For her part, Applejack leaned back in her chair. “Trust me, sugar, this isn’t the first time I’ve been present for this kind of admission. At least she’s doing it better than the last one I knew.” To that, Jade gave her an annoyed look that said Really?

Meanwhile, Code just continued to pace. “Look, I gotta wake up, get a hold of the real Jade and see if she can get me to the campus clinic. I’ll have to explain what happened, and it’ll probably get Roll in a world of shit, but Goddammit, Roll, you deserve it for doing this to m—” He suddenly found his head being turned around, surrounded in a field of mauve.

He was immediately turned to face a small animal the size of a German Shepherd; it looked like a toy version of a unicorn. The creature looked at him with sad eyes and said, “Code, you’re not dreaming.”

Code did the only thing he could think of: he passed out again.

“Okay,” Applejack grunted. “I take it back: you really screwed the pooch on this one, sugar.”

Jade brushed her mane out of her eyes and looked at her friend. “AJ, not helping at all.”

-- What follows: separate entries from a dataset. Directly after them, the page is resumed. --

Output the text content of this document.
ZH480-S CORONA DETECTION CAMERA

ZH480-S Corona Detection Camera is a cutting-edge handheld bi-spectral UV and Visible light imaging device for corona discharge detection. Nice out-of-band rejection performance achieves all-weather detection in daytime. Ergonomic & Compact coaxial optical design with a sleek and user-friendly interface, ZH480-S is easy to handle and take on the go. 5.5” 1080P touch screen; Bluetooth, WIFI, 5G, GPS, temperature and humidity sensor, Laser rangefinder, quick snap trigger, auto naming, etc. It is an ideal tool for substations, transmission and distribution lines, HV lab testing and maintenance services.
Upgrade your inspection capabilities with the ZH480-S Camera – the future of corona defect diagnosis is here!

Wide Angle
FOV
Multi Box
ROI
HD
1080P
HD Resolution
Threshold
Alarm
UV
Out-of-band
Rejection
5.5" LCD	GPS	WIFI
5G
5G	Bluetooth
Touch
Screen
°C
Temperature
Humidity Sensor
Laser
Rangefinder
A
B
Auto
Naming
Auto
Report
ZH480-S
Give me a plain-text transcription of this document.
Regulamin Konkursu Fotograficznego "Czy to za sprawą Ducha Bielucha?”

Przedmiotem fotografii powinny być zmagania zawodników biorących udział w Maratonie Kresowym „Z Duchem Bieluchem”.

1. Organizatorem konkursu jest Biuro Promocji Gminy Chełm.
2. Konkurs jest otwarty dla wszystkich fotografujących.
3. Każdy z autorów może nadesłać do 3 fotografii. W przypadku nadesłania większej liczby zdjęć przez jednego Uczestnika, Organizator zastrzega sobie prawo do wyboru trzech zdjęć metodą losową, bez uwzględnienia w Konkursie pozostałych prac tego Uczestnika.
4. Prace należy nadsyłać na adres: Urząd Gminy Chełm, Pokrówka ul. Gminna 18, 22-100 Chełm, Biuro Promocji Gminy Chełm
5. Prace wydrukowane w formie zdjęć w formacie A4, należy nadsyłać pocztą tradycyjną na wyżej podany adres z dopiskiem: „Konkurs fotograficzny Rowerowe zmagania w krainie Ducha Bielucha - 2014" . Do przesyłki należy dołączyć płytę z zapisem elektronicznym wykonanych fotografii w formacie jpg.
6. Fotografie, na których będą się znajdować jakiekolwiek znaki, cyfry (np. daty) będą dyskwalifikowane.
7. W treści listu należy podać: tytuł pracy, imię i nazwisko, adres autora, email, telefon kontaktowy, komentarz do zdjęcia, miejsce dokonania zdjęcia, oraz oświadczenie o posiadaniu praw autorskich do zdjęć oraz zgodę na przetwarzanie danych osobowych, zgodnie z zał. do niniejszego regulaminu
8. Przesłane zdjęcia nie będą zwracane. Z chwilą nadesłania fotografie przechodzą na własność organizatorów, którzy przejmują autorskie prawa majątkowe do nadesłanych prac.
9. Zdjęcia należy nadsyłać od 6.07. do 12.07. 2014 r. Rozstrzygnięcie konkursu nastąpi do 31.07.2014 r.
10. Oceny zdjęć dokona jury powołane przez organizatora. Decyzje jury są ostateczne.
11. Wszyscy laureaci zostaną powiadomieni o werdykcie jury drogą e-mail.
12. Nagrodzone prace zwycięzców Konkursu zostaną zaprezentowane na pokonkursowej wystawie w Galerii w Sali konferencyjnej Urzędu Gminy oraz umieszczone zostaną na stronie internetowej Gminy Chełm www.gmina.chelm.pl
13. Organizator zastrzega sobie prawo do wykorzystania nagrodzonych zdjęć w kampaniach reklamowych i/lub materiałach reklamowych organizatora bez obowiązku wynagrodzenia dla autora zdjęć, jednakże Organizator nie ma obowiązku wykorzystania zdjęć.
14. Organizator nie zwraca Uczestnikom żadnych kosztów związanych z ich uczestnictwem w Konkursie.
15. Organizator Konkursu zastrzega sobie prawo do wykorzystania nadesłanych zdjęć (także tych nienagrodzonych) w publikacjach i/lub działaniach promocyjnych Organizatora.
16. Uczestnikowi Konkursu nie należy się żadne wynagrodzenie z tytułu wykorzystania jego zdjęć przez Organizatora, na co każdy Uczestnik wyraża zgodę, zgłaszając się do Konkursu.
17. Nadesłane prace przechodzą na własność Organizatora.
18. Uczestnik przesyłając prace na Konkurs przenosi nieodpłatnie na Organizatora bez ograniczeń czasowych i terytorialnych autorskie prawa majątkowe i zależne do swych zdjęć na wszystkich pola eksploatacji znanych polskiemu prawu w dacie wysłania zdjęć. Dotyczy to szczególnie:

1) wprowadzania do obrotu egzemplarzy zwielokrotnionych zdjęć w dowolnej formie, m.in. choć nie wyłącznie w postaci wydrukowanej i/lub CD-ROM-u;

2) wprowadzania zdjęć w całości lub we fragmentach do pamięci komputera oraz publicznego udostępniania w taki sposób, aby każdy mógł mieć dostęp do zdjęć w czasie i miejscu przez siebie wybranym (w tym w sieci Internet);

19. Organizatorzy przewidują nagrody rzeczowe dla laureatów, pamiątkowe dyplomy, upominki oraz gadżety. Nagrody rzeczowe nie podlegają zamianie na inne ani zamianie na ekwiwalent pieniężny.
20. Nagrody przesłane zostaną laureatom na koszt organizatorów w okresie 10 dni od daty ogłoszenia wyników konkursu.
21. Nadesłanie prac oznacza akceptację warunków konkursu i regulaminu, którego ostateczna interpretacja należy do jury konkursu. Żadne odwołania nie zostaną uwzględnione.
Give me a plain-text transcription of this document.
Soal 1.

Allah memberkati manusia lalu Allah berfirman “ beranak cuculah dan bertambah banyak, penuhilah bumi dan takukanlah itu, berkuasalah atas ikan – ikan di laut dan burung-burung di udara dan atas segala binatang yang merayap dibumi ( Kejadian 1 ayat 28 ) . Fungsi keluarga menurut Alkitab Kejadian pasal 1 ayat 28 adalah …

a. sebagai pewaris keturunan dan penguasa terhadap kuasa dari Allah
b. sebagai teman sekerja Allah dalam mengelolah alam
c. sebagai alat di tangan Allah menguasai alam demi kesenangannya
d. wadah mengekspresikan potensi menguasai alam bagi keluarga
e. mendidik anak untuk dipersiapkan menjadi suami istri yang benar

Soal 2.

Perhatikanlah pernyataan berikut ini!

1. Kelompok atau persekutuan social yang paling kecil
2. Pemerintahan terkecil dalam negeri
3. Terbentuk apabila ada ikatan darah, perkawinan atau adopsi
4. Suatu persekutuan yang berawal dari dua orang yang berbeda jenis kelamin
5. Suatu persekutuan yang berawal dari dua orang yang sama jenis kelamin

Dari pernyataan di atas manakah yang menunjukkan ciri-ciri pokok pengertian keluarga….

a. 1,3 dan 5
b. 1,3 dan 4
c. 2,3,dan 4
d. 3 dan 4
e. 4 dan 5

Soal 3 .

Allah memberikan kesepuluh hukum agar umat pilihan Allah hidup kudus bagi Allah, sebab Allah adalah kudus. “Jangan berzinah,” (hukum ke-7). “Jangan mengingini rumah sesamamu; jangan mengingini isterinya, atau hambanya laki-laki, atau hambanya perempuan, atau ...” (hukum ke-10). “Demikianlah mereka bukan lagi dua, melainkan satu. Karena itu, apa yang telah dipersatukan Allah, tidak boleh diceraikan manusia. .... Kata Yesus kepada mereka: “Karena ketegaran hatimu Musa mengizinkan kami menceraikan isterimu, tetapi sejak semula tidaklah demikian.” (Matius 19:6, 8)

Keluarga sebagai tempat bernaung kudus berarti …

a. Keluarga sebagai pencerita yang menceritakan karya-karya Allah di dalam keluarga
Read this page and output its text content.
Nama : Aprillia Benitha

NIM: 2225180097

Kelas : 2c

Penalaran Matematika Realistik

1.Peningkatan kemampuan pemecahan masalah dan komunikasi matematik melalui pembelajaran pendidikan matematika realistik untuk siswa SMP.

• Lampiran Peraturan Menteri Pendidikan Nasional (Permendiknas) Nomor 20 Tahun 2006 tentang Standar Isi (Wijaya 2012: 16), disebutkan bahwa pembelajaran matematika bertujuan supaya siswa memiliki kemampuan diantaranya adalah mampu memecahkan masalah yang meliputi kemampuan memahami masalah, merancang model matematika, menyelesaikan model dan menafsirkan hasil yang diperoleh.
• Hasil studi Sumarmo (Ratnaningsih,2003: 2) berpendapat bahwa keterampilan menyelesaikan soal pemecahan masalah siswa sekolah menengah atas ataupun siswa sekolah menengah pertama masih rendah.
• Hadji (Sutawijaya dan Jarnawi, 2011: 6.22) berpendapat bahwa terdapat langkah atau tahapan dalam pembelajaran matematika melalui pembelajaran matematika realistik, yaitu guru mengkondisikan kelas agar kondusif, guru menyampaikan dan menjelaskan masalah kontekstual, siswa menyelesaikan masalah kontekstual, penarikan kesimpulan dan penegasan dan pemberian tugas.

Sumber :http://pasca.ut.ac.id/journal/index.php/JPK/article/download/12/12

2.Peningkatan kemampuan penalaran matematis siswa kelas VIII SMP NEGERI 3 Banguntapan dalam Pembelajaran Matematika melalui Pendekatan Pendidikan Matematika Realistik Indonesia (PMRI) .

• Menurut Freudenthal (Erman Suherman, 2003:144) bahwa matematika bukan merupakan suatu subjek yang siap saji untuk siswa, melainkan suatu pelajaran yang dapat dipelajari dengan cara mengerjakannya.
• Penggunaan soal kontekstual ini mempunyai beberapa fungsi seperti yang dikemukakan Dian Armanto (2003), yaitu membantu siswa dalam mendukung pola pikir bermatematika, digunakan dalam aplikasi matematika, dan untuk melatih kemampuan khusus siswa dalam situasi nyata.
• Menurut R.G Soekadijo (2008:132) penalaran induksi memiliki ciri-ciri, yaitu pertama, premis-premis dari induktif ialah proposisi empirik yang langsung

“Yeah, well getting teleported two time zones out of nowhere will do that to you,” she said flatly. “Now if you’ll excuse me, Ah need to figure out how Ah’m going to explain to my family why Ah can’t work at the store today, or for that matter, why Ah left the house at five in the fucking morning.” Getting up from the table, she departed the room.

Jade sighed and facehoofed. “Great, just great. I am soooo glad Lord Starswirl will never see this, because my old master would probably be laughing his plot off at me right now.”

After casting a wakefulness spell on Code and apologizing to Applejack, Jade brought the two back into the kitchen for another talk. This time, however, she opted to remain in her unicorn form for the whole of the conversation. These were two of her closest friends and two who now knew her secret. She owed them.

So, as the day dragged on and breakfast came towards lunch, Applejack offered to cook, since Jade was somewhat unable to. As she did, Code and Jade continued their conversation, and to his credit, he was starting to come around to the idea. “So…you’re clearly not a nineteen-year-old girl, but a six-thousand-year-old unicorn mare?”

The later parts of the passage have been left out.